Authenticated browser session and new tabs in incognito mode

joseph4 · June 15, 2021, 3:54pm

When logged into our app in Incognito / Private mode or using privacy addons such as Privacy Badger, new tabs opened with composed URL’s in the same browser session goes through part of the authentication process e.g. authorize and code and kicks the user to the landing page.

The session is clearly active and valid as the user doesn’t have to login again.

Is there some setting or workaround in code to prevent the re-authentication / refresh process or redirect the user to the URL path once this process is complete?

Example:

Logged into app in Incognito window
Open a tab to https://myapp.com/path?query=value
Authorizes and redirects user to https://myapp.com instead

Thanks.

stephanie.chamblee · June 15, 2021, 4:14pm

Hi @joseph4,

Would you mind providing details on which Auth0 SDK you are using (e.g. auth0-react)?

It sounds like the tokens might be stored in app memory, which is the default and recommended approach (Token Storage).

The in-memory method for browser storage does not provide persistence across page refreshes and browser tabs.

joseph4 · June 15, 2021, 5:57pm

Hi,

Yes we’re using auth0-react.

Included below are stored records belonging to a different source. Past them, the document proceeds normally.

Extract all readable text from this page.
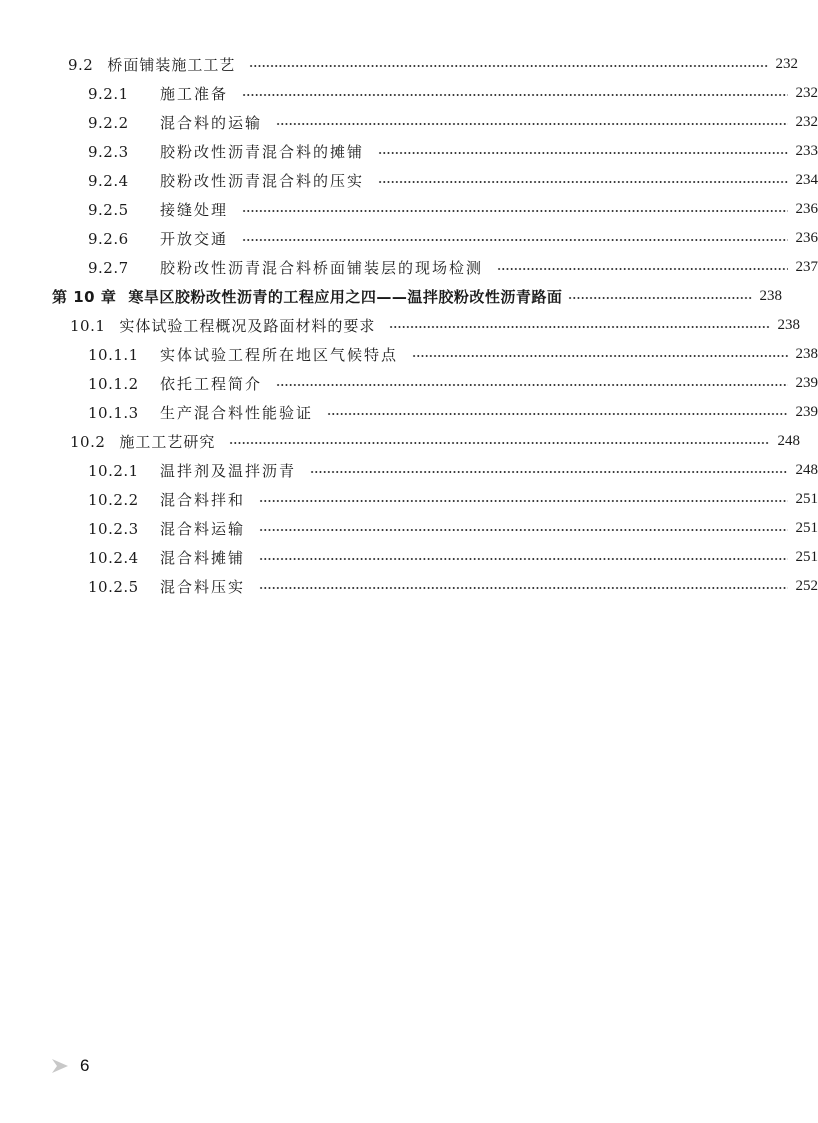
9.2 桥面铺装施工工艺	232
9.2.1	施工准备	232
9.2.2	混合料的运输	232
9.2.3	胶粉改性沥青混合料的摊铺	233
9.2.4	胶粉改性沥青混合料的压实	234
9.2.5	接缝处理	236
9.2.6	开放交通	236
9.2.7	胶粉改性沥青混合料桥面铺装层的现场检测	237
第 10 章 寒旱区胶粉改性沥青的工程应用之四——温拌胶粉改性沥青路面	238
10.1 实体试验工程概况及路面材料的要求	238
10.1.1	实体试验工程所在地区气候特点	238
10.1.2	依托工程简介	239
10.1.3	生产混合料性能验证	239
10.2 施工工艺研究	248
10.2.1	温拌剂及温拌沥青	248
10.2.2	混合料拌和	251
10.2.3	混合料运输	251
10.2.4	混合料摊铺	251
10.2.5	混合料压实	252
6
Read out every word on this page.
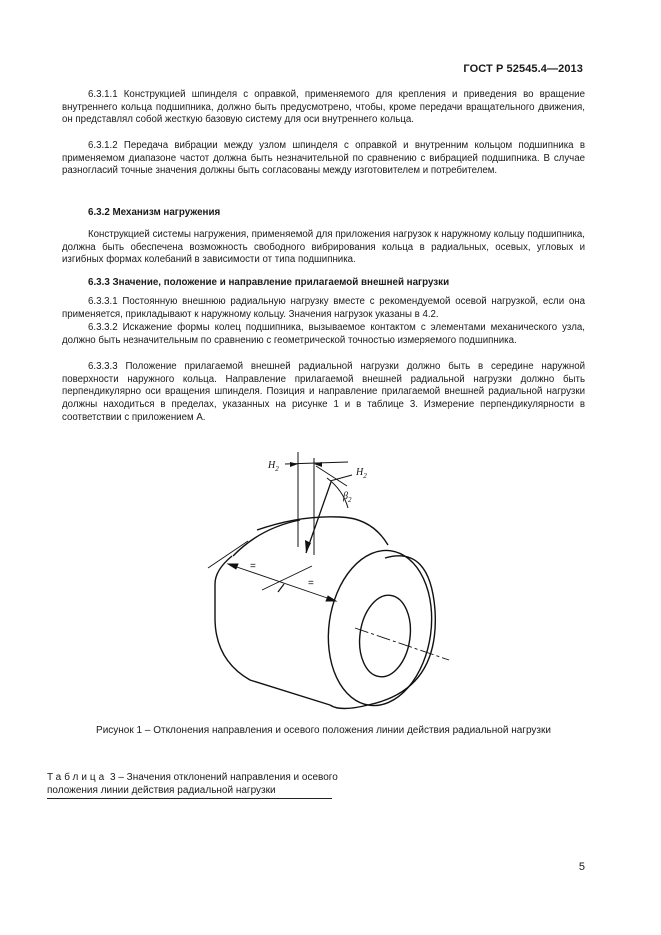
ГОСТ Р 52545.4—2013

6.3.1.1 Конструкцией шпинделя с оправкой, применяемого для крепления и приведения во вращение внутреннего кольца подшипника, должно быть предусмотрено, чтобы, кроме передачи вращательного движения, он представлял собой жесткую базовую систему для оси внутреннего кольца.

6.3.1.2 Передача вибрации между узлом шпинделя с оправкой и внутренним кольцом подшипника в применяемом диапазоне частот должна быть незначительной по сравнению с вибрацией подшипника. В случае разногласий точные значения должны быть согласованы между изготовителем и потребителем.

6.3.2 Механизм нагружения

Конструкцией системы нагружения, применяемой для приложения нагрузок к наружному кольцу подшипника, должна быть обеспечена возможность свободного вибрирования кольца в радиальных, осевых, угловых и изгибных формах колебаний в зависимости от типа подшипника.

6.3.3 Значение, положение и направление прилагаемой внешней нагрузки

6.3.3.1 Постоянную внешнюю радиальную нагрузку вместе с рекомендуемой осевой нагрузкой, если она применяется, прикладывают к наружному кольцу. Значения нагрузок указаны в 4.2.

6.3.3.2 Искажение формы колец подшипника, вызываемое контактом с элементами механического узла, должно быть незначительным по сравнению с геометрической точностью измеряемого подшипника.

6.3.3.3 Положение прилагаемой внешней радиальной нагрузки должно быть в середине наружной поверхности наружного кольца. Направление прилагаемой внешней радиальной нагрузки должно быть перпендикулярно оси вращения шпинделя. Позиция и направление прилагаемой внешней радиальной нагрузки должны находиться в пределах, указанных на рисунке 1 и в таблице 3. Измерение перпендикулярности в соответствии с приложением А.

$H_2$	$H_2$
$\beta_2$
=
=
Рисунок 1 – Отклонения направления и осевого положения линии действия радиальной нагрузки
Таблица 3 – Значения отклонений направления и осевого
положения линии действия радиальной нагрузки
5
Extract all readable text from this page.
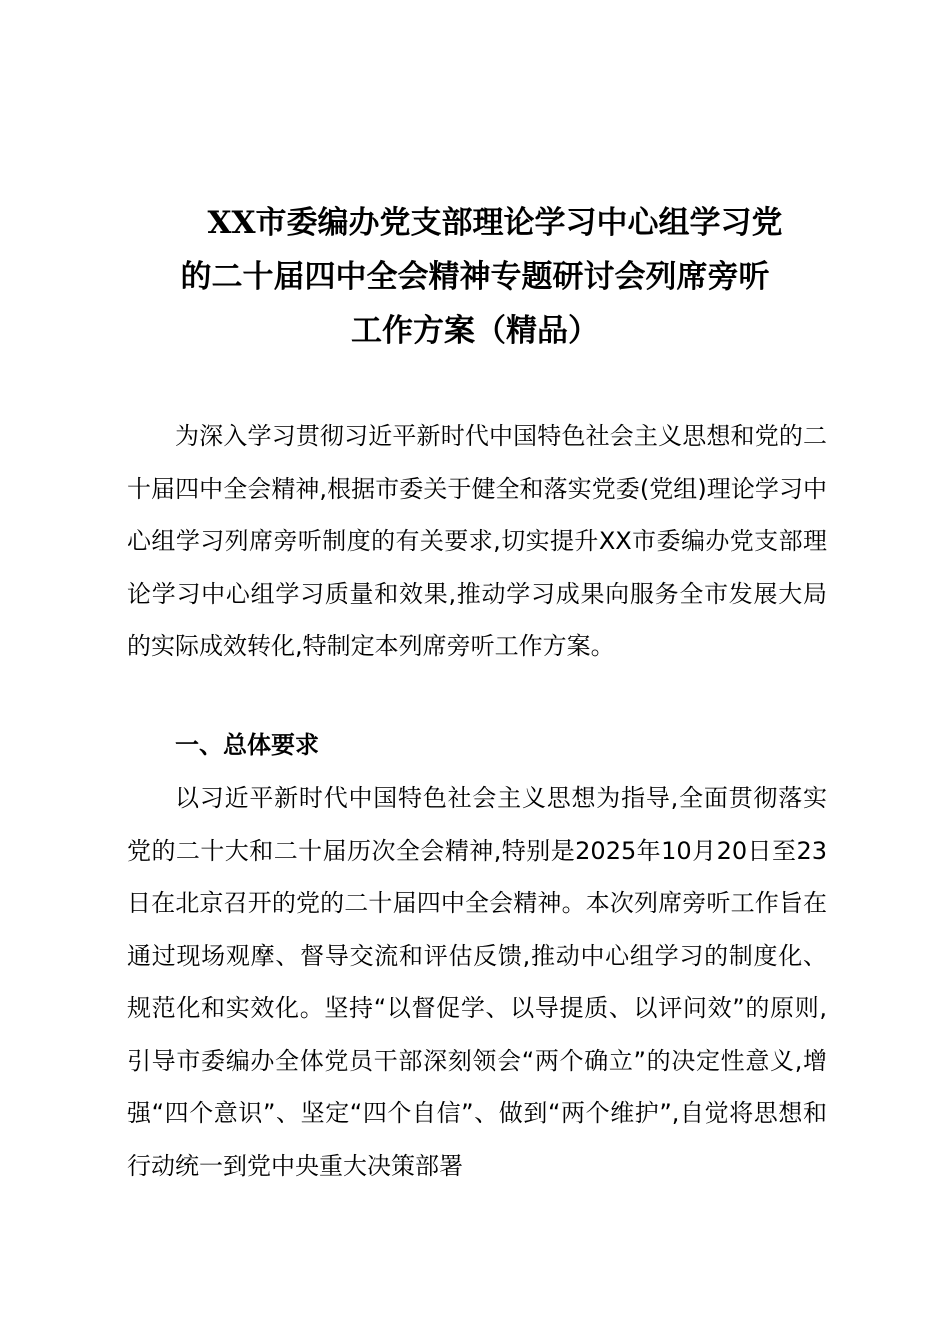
XX市委编办党支部理论学习中心组学习党
的二十届四中全会精神专题研讨会列席旁听
工作方案（精品）

为深入学习贯彻习近平新时代中国特色社会主义思想和党的二十届四中全会精神,根据市委关于健全和落实党委(党组)理论学习中心组学习列席旁听制度的有关要求,切实提升XX市委编办党支部理论学习中心组学习质量和效果,推动学习成果向服务全市发展大局的实际成效转化,特制定本列席旁听工作方案。

一、总体要求

以习近平新时代中国特色社会主义思想为指导,全面贯彻落实党的二十大和二十届历次全会精神,特别是2025年10月20日至23日在北京召开的党的二十届四中全会精神。本次列席旁听工作旨在通过现场观摩、督导交流和评估反馈,推动中心组学习的制度化、规范化和实效化。坚持“以督促学、以导提质、以评问效”的原则,引导市委编办全体党员干部深刻领会“两个确立”的决定性意义,增强“四个意识”、坚定“四个自信”、做到“两个维护”,自觉将思想和行动统一到党中央重大决策部署
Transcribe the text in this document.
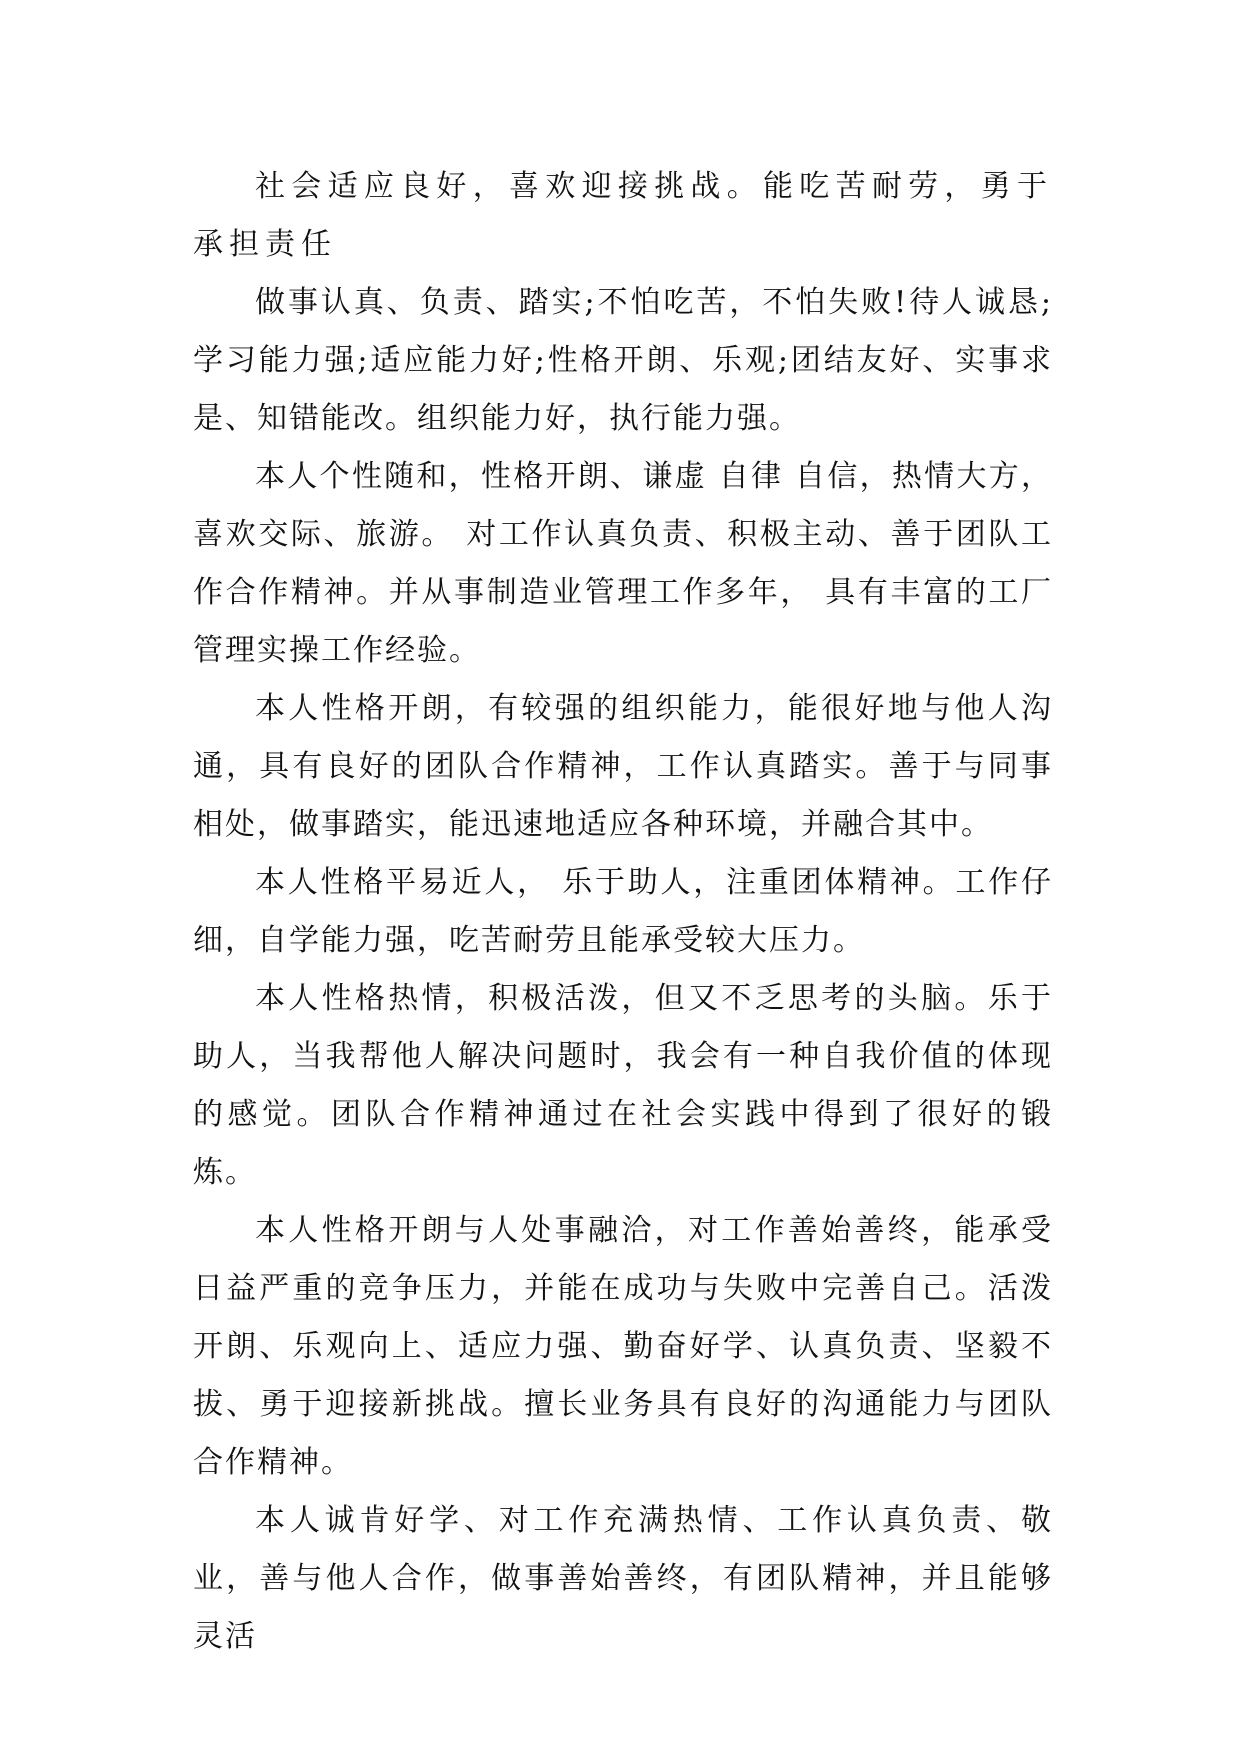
社会适应良好，喜欢迎接挑战。能吃苦耐劳，勇于承担责任

做事认真、负责、踏实;不怕吃苦，不怕失败!待人诚恳;学习能力强;适应能力好;性格开朗、乐观;团结友好、实事求是、知错能改。组织能力好，执行能力强。

本人个性随和，性格开朗、谦虚 自律 自信，热情大方，喜欢交际、旅游。 对工作认真负责、积极主动、善于团队工作合作精神。并从事制造业管理工作多年， 具有丰富的工厂管理实操工作经验。

本人性格开朗，有较强的组织能力，能很好地与他人沟通，具有良好的团队合作精神，工作认真踏实。善于与同事相处，做事踏实，能迅速地适应各种环境，并融合其中。

本人性格平易近人， 乐于助人，注重团体精神。工作仔细，自学能力强，吃苦耐劳且能承受较大压力。

本人性格热情，积极活泼，但又不乏思考的头脑。乐于助人，当我帮他人解决问题时，我会有一种自我价值的体现的感觉。团队合作精神通过在社会实践中得到了很好的锻炼。

本人性格开朗与人处事融洽，对工作善始善终，能承受日益严重的竞争压力，并能在成功与失败中完善自己。活泼开朗、乐观向上、适应力强、勤奋好学、认真负责、坚毅不拔、勇于迎接新挑战。擅长业务具有良好的沟通能力与团队合作精神。

本人诚肯好学、对工作充满热情、工作认真负责、敬业，善与他人合作，做事善始善终，有团队精神，并且能够灵活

I suppose then going with local storage would be a viable solution as per the provided link?

Thanks.

stephanie.chamblee · June 15, 2021, 6:00pm

Yes, if you add cacheLocation="localstorage" to the Auth0Provider component, the session should persist in different tabs. Also note the security considerations with using local storage in the docs.

system · June 30, 2021, 6:00pm

This topic was automatically closed 15 days after the last reply. New replies are no longer allowed.